As I played with these concepts, I started rummaging through the tangle of saved [hoarded?] objects in my studio and began this piece. Junk or traces of worthwhile pursuits? Maybe both. I incorporated pencils worn to stubs, time and time again. I attached a cast iron stove top grate to represent endless meals cooked and shared. The remains of paint in tubes and cans were applied. Added were watches worn and worn out while being “on time” and late, in the flow and while watching the clock and feeling that I was running out of time. Here's a comical image, envisioning “running out of time” as a person bolting out of a clock or calendar and chasing time, by minutes, weeks, years...

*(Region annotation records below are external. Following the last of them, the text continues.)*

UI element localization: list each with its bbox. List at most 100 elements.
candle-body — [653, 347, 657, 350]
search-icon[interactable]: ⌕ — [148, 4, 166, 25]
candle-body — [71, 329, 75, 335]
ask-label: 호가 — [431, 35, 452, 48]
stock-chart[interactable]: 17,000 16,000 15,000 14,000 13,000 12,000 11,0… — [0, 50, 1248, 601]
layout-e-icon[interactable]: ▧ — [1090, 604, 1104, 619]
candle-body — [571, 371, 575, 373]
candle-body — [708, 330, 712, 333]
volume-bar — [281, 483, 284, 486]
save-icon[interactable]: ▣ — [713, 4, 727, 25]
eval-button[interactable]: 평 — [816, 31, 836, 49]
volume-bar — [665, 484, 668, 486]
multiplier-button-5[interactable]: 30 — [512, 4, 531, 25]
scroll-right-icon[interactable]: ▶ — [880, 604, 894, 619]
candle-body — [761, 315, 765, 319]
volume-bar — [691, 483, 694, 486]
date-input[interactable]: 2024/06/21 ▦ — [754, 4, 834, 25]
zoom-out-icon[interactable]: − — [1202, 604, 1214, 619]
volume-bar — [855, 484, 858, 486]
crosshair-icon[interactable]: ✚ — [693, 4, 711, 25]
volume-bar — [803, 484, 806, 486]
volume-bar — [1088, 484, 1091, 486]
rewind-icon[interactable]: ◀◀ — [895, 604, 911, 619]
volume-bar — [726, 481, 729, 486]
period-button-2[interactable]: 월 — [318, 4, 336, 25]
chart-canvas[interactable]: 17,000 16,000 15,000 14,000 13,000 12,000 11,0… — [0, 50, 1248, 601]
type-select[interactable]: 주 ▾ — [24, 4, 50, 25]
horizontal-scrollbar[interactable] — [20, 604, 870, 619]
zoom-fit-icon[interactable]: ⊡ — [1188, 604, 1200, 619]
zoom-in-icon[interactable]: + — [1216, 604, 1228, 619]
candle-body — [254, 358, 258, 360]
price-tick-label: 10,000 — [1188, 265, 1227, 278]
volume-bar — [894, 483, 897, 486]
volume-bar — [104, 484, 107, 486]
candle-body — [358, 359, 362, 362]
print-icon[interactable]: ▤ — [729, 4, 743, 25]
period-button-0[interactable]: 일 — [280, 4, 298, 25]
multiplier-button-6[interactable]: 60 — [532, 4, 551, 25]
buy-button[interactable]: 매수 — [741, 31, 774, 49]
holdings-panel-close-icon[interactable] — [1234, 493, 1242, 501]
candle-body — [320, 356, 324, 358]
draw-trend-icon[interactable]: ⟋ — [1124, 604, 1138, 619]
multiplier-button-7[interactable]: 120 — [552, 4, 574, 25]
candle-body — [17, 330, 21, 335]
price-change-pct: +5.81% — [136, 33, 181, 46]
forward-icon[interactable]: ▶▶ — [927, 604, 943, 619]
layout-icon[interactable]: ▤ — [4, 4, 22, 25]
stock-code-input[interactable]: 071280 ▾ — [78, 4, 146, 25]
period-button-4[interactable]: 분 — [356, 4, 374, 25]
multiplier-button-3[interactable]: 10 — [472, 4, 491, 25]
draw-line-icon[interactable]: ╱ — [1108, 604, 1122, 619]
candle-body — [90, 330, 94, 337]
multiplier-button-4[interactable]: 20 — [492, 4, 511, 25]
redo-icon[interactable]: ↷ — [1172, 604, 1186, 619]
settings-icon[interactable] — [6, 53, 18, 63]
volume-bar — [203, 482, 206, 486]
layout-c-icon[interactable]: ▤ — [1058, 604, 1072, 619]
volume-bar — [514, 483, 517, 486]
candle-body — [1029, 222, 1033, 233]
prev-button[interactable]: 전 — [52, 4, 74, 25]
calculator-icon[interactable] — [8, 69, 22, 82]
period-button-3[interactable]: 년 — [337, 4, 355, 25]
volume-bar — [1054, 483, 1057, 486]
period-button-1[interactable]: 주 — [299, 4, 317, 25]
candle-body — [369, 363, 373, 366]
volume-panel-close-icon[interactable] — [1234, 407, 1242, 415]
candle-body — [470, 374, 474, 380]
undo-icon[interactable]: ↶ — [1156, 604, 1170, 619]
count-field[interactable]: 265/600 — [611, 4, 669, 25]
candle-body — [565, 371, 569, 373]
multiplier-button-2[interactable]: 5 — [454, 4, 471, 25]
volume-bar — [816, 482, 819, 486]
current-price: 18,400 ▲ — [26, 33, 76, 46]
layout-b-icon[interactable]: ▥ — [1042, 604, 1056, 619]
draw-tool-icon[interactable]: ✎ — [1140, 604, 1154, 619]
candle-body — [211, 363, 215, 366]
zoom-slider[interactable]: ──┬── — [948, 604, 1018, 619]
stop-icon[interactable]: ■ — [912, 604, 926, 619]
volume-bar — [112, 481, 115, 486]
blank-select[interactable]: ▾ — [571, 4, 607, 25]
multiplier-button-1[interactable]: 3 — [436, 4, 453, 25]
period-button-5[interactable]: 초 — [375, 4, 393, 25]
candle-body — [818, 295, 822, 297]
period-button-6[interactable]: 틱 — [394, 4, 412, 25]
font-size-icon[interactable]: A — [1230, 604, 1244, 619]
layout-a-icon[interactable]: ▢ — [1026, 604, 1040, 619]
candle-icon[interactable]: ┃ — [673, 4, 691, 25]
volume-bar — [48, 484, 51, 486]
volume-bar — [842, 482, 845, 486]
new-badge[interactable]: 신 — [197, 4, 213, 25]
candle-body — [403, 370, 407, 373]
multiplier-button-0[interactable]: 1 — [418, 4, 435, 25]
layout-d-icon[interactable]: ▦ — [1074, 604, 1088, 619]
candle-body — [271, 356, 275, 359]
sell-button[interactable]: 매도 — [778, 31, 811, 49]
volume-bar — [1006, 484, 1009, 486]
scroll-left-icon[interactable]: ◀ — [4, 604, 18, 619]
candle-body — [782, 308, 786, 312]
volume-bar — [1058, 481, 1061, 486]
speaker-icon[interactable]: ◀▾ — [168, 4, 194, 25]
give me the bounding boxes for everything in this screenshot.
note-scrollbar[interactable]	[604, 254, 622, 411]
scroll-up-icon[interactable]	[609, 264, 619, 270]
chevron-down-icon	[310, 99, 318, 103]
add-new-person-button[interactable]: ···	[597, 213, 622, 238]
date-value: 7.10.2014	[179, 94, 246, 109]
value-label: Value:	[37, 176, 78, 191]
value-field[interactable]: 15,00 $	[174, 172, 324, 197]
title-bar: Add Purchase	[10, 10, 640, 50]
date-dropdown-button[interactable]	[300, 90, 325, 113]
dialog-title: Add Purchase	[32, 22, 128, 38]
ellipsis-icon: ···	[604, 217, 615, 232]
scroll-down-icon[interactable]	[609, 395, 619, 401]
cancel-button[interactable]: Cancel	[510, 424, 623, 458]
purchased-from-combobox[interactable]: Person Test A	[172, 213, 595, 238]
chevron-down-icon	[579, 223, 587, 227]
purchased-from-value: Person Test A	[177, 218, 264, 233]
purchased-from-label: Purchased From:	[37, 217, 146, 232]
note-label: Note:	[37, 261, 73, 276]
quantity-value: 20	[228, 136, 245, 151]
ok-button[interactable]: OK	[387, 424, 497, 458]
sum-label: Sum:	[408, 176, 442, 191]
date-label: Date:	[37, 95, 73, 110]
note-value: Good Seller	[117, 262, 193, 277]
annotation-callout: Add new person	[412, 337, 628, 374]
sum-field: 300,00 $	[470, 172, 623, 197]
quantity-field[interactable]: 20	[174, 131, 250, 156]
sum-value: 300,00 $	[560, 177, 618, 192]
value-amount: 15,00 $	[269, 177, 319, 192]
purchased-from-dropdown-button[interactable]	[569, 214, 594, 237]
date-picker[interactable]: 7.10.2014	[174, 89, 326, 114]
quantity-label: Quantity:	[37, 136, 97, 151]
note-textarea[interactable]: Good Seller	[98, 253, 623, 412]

Perhaps the most important aspect of being in time, is sensing timing, intuiting when to do or be, act or wait, be more internal or external, and whether to speak or listen. Becoming more conscious of timing rather than time allows for listening to inner guidance and imagining to shape outward occurrences, resulting in synchronicity, arising opportunities, connectivity, compassion and more.
Hmm. I'm finding that sensing timing and being stressed out don't co-exist. Sensing timing is a portal into being in the flow, where time becomes silent rather than like loud traffic noise, harsh, agitating and distracting. High time to pay attention, right?